Monday, January 28, 2008

1031 Tax Owner Backing Out of Deal to Repay Investors

Miami businessman Edward Okun promised last October to allow a court-appointed trustee of his failed real estate company to sells his assets in order to repay $150 million to investors who lost their life savings when 1031 Tax Group went bankrupt. Now, Okun wants to back out of the deal, alleging his trustee, Gerald McHale, hasn’t held up his end of the deal which was supposed to allow Okun to keep two multimillion dollar homes and two automobiles.
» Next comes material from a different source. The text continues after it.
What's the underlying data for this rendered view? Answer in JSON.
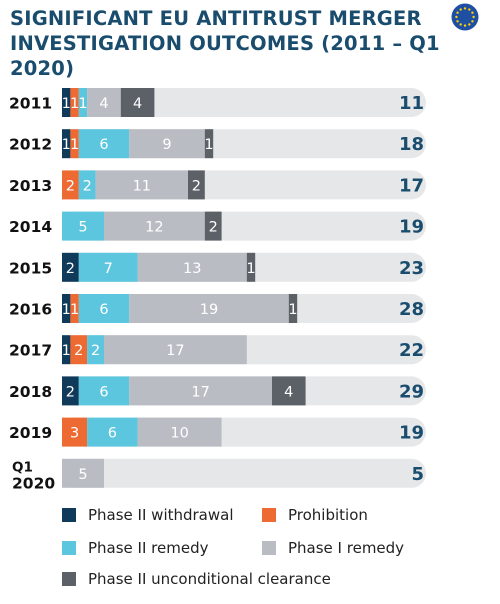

McHale has been selling off Okun's luxury items including a 132-foot yacht for $9 million, several jets and more than a dozen exotic cars (some of which Okun refused to hand over) to pay back creditors of Okun's failed tax shelter. Okun now claims McHale breached their deal when he failed to block one creditor from trying to seize the houses and cars and the deal has entered Okun and his family into “indentured servitude for the rest of our lives with no house or living budget.”

Okun has been accused of fraud in operating 1031 Tax Group, a real estate tax shelter. It allowed investors to sell investment properties and defer capital-gains taxes if they re-invest the proceeds in similar-type properties within 180 days. The investors can’t touch the money from the sale and the money must be used for the purchase of new property.

1031 Tax Group collapsed after Okun was accused of taking $150 million of his investors’ money to pay for real estate transactions at Investment Properties of American LLC, a separate company also owned by Okun. About 300 investors nationwide were owed $150 million when 1031TG filed for Chapter 11 protection in May last year which listed assets of $154.6 million and debts of $152.1 million.

The U.S. Attorney's Office in Richmond, Va., and the U.S. Postal Inspection Service are also investigating Okun’s dealings and the conversion of funds from creditors.